As well as hospitalisations occuring as a direct result of dementia, with worsening cognitive impairment there may be an increase in admissions to acute care for exacerbation, because of an individual’s decreasing ability to manage existing comorbidity. Similarly, if identification of new comorbidity is delayed at earlier stages of dementia, this may increase the risk of hospitalisations later in its course due to underrecognised and/or undertreated disorders, although there is also evidence for an increased risk of some causes of hospitalisation even prior to a dementia diagnosis.42 An increased LOS is consistent with the higher rate of complications seen in hospitalised patients with dementia, as well as with increasing severity of dementia.43 Increasing respiratory and genitourinary disease admissions most likely represent infections, and diseases of the nervous system may reflect cases where the dementia itself has been provided as a primary diagnosis, or else comorbidities such as depression, psychosis or other behavioural/psychological manifestations. Risk for diseases of the digestive system diminished across the severity groups, but this may reflect a diminished ability to communicate non-specific symptoms rather than a reduced risk of defined disorders, as indicated by the negative coefficient for ‘other functional intestinal disorders’ (K59) in table 2, which was the most common digestive system diagnosis.

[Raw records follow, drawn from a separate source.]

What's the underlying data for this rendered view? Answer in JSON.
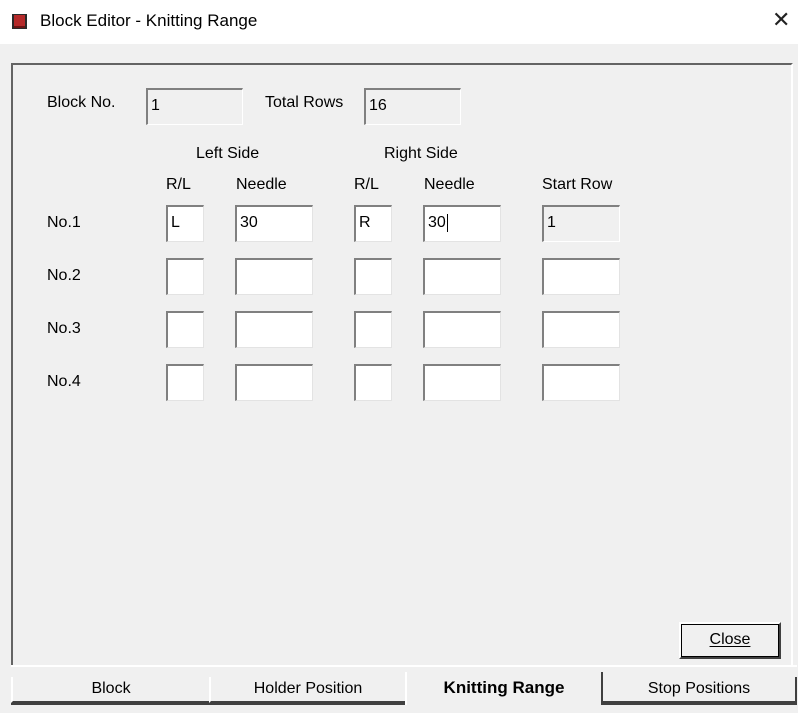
{
  "window": {
    "title": "Block Editor - Knitting Range",
    "close_glyph": "✕"
  },
  "header": {
    "block_no_label": "Block No.",
    "block_no_value": "1",
    "total_rows_label": "Total Rows",
    "total_rows_value": "16"
  },
  "groups": {
    "left_side": "Left Side",
    "right_side": "Right Side"
  },
  "columns": {
    "left_rl": "R/L",
    "left_needle": "Needle",
    "right_rl": "R/L",
    "right_needle": "Needle",
    "start_row": "Start Row"
  },
  "rows": [
    {
      "label": "No.1",
      "left_rl": "L",
      "left_needle": "30",
      "right_rl": "R",
      "right_needle": "30",
      "start_row": "1"
    },
    {
      "label": "No.2",
      "left_rl": "",
      "left_needle": "",
      "right_rl": "",
      "right_needle": "",
      "start_row": ""
    },
    {
      "label": "No.3",
      "left_rl": "",
      "left_needle": "",
      "right_rl": "",
      "right_needle": "",
      "start_row": ""
    },
    {
      "label": "No.4",
      "left_rl": "",
      "left_needle": "",
      "right_rl": "",
      "right_needle": "",
      "start_row": ""
    }
  ],
  "buttons": {
    "close_label": "Close"
  },
  "tabs": [
    {
      "label": "Block",
      "active": false
    },
    {
      "label": "Holder Position",
      "active": false
    },
    {
      "label": "Knitting Range",
      "active": true
    },
    {
      "label": "Stop Positions",
      "active": false
    }
  ],
  "colors": {
    "dialog_bg": "#f0f0f0",
    "field_bg": "#ffffff",
    "app_icon": "#b52a2a"
  }
}
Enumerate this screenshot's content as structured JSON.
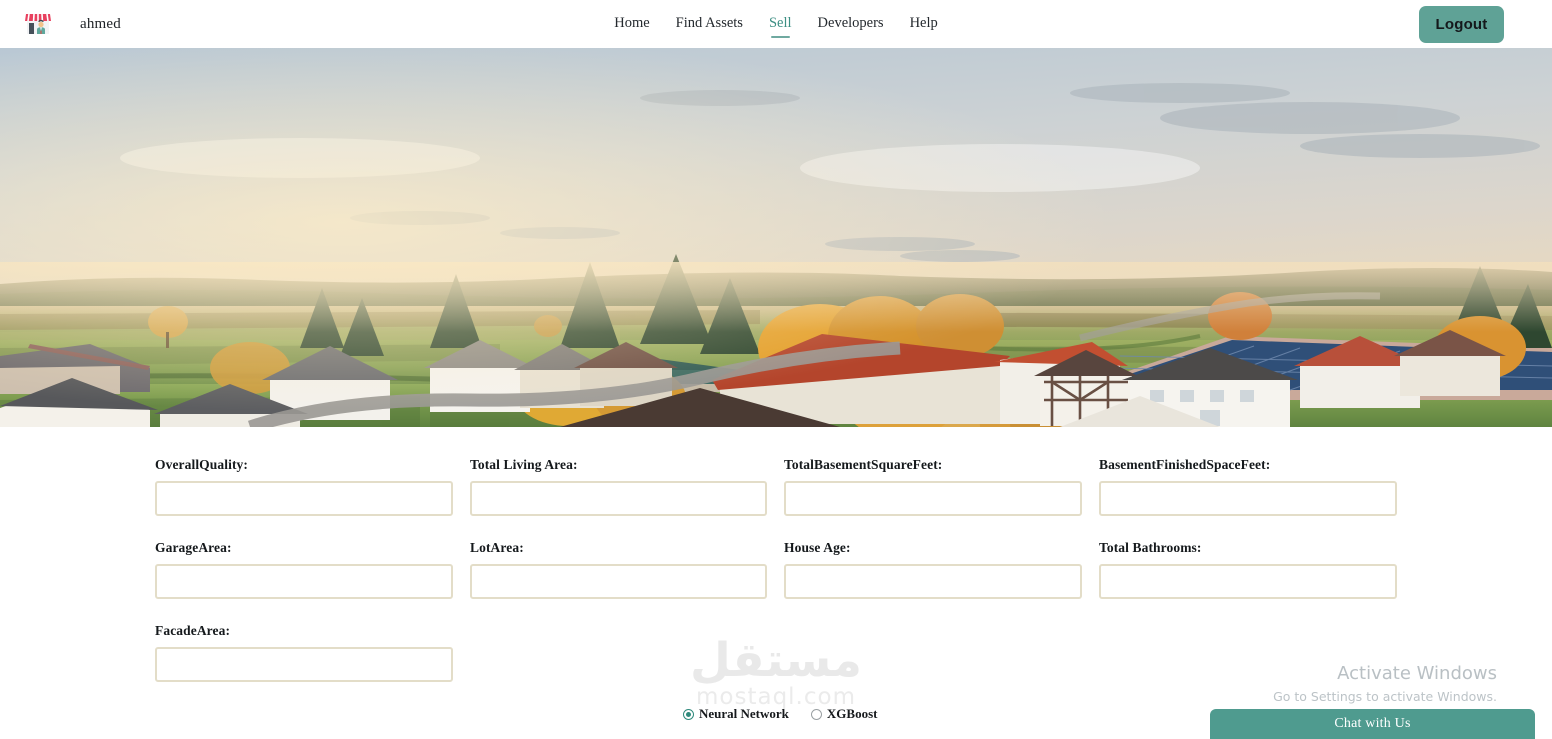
{
  "navbar": {
    "logo_icon": "convenience-store-icon",
    "brand_name": "ahmed",
    "links": [
      {
        "label": "Home",
        "active": false
      },
      {
        "label": "Find Assets",
        "active": false
      },
      {
        "label": "Sell",
        "active": true
      },
      {
        "label": "Developers",
        "active": false
      },
      {
        "label": "Help",
        "active": false
      }
    ],
    "logout_label": "Logout"
  },
  "hero": {
    "alt": "aerial photo of an autumn european village with green fields, red-roofed houses and hazy golden sunlight"
  },
  "form": {
    "fields": [
      {
        "label": "OverallQuality:",
        "value": "",
        "placeholder": ""
      },
      {
        "label": "Total Living Area:",
        "value": "",
        "placeholder": ""
      },
      {
        "label": "TotalBasementSquareFeet:",
        "value": "",
        "placeholder": ""
      },
      {
        "label": "BasementFinishedSpaceFeet:",
        "value": "",
        "placeholder": ""
      },
      {
        "label": "GarageArea:",
        "value": "",
        "placeholder": ""
      },
      {
        "label": "LotArea:",
        "value": "",
        "placeholder": ""
      },
      {
        "label": "House Age:",
        "value": "",
        "placeholder": ""
      },
      {
        "label": "Total Bathrooms:",
        "value": "",
        "placeholder": ""
      },
      {
        "label": "FacadeArea:",
        "value": "",
        "placeholder": ""
      }
    ],
    "model_options": [
      {
        "label": "Neural Network",
        "selected": true
      },
      {
        "label": "XGBoost",
        "selected": false
      }
    ]
  },
  "watermark": {
    "arabic": "مستقل",
    "latin": "mostaql.com"
  },
  "windows_activation": {
    "title": "Activate Windows",
    "subtitle": "Go to Settings to activate Windows."
  },
  "chat": {
    "label": "Chat with Us"
  },
  "colors": {
    "teal": "#5fa296",
    "chat_teal": "#4f9b8f",
    "input_border": "#e3ddc8",
    "active_link": "#3d8f84"
  }
}
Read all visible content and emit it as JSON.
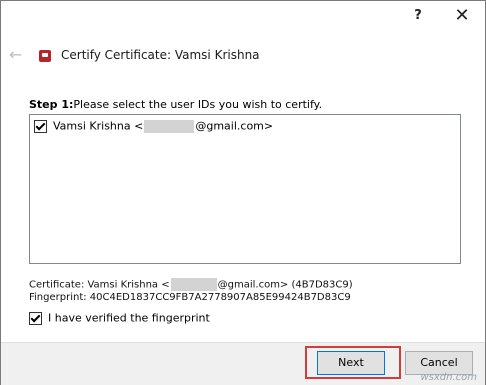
{
  "titlebar": {
    "help_label": "?",
    "close_label": "✕"
  },
  "header": {
    "title": "Certify Certificate: Vamsi Krishna",
    "back_icon": "back-arrow-icon",
    "cert_icon": "certificate-icon",
    "accent_color": "#b3262b"
  },
  "step": {
    "label": "Step 1:",
    "text": "Please select the user IDs you wish to certify."
  },
  "user_ids": [
    {
      "name_prefix": "Vamsi Krishna <",
      "email_suffix": "@gmail.com>",
      "checked": true
    }
  ],
  "certificate": {
    "prefix": "Certificate: Vamsi Krishna <",
    "suffix": "@gmail.com> (4B7D83C9)"
  },
  "fingerprint": {
    "text": "Fingerprint: 40C4ED1837CC9FB7A2778907A85E99424B7D83C9"
  },
  "verify": {
    "label": "I have verified the fingerprint",
    "checked": true
  },
  "footer": {
    "next_label": "Next",
    "cancel_label": "Cancel",
    "highlight_color": "#d23c3c"
  },
  "watermark": "wsxdn.com"
}
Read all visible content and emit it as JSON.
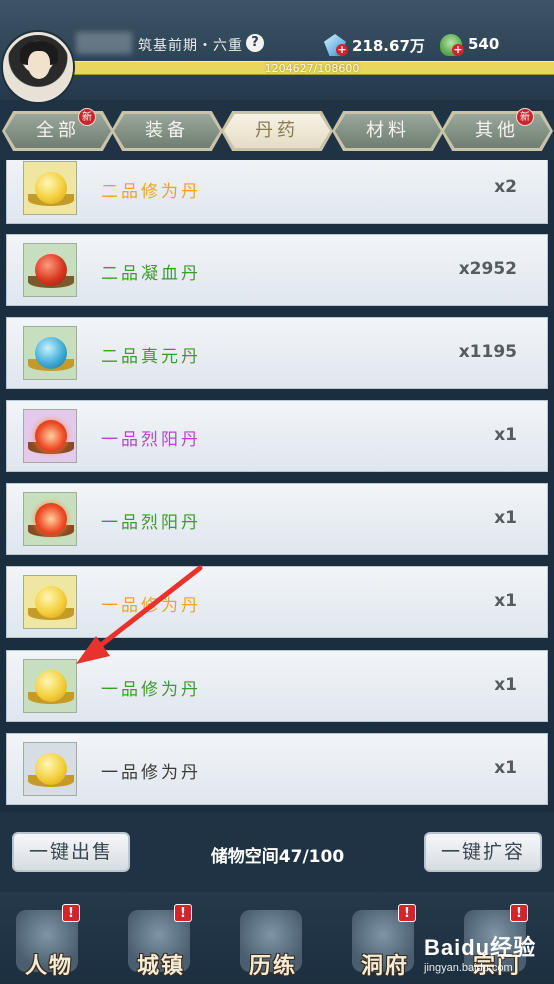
{
  "header": {
    "realm": "筑基前期・六重",
    "help": "?",
    "spirit_stone": "218.67万",
    "jade": "540",
    "plus": "+",
    "exp": "1204627/108600"
  },
  "tabs": [
    {
      "label": "全部",
      "badge": "新"
    },
    {
      "label": "装备",
      "badge": ""
    },
    {
      "label": "丹药",
      "badge": ""
    },
    {
      "label": "材料",
      "badge": ""
    },
    {
      "label": "其他",
      "badge": "新"
    }
  ],
  "items": [
    {
      "name": "二品修为丹",
      "qty": "x2"
    },
    {
      "name": "二品凝血丹",
      "qty": "x2952"
    },
    {
      "name": "二品真元丹",
      "qty": "x1195"
    },
    {
      "name": "一品烈阳丹",
      "qty": "x1"
    },
    {
      "name": "一品烈阳丹",
      "qty": "x1"
    },
    {
      "name": "一品修为丹",
      "qty": "x1"
    },
    {
      "name": "一品修为丹",
      "qty": "x1"
    },
    {
      "name": "一品修为丹",
      "qty": "x1"
    }
  ],
  "bottom": {
    "sell_all": "一键出售",
    "storage": "储物空间47/100",
    "expand": "一键扩容"
  },
  "nav": [
    {
      "label": "人物",
      "alert": "!"
    },
    {
      "label": "城镇",
      "alert": "!"
    },
    {
      "label": "历练",
      "alert": ""
    },
    {
      "label": "洞府",
      "alert": "!"
    },
    {
      "label": "宗门",
      "alert": "!"
    }
  ],
  "watermark": {
    "brand": "Baidu经验",
    "url": "jingyan.baidu.com"
  }
}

Strengths of the study included the large and representative sample of diagnosed cases of dementia and the linkage to a national hospitalisation database providing near-complete outcome ascertainment. Patients who were receiving care from acute hospital liaison services at the time of their dementia diagnosis were excluded from the study since these may reflect individuals whose diagnosis might have been precipitated by the hospitalisation, and yet who would also have an increased risk of rehospitalisation by virtue of their status, thus biassing the association of interest. Considering limitations, the analysed sample was from a single service and also only included cases with dementia diagnosed in specialist services; however, estimated proportions of people with dementia in the SLaM catchment who receive a specialist diagnosis is relatively high at 75.2%, compared with 67.6% nationally.44 This study was descriptive in nature and used all available data; as such it was not generated with a specific power calculation for the associations of interest, and the relatively small number of cases with severe dementia at diagnosis will have limited the detection of differences across the three groups. Furthermore, unrecognised dementia cases omitted from observed admission rates will have biassed findings towards the null, as would healthy survivor effects (which may also be particularly an issue for the severe dementia group). We used the discharge diagnosis recorded during the last episode of the hospital spell, and it is possible that the primary discharge diagnosis code may reflect complications that arose during the hospital stay rather than the reason for initial hospital admission. Although we compared SARs across dementia severities for a given discharge diagnosis, due to potential differences in the underlying age structure between severity categories SARs are not strictly comparable with each other. However, as the mean age was broadly similar between dementia severities, this mitigates this concern in part. Finally, this analysis did not attempt to account for comorbidity, medication use, institutional residence or socioeconomic status, did not subclassify dementia and was not able to investigate or take into account clustering by admission units.

Understanding the factors influencing health service utilisation by patients with dementia is necessary to inform care needs and to guide future healthcare resource planning and allocation. Our findings are of importance given that hospitalisation is a significant element in the cost of dementia care and that the prevalence of dementia is increasing. Our study highlights the need to develop specific strategies for those causes of hospitalisation that are most amenable to prevention in dementia. Further research on factors influencing patterns of healthcare use over time and severity would be useful in this context.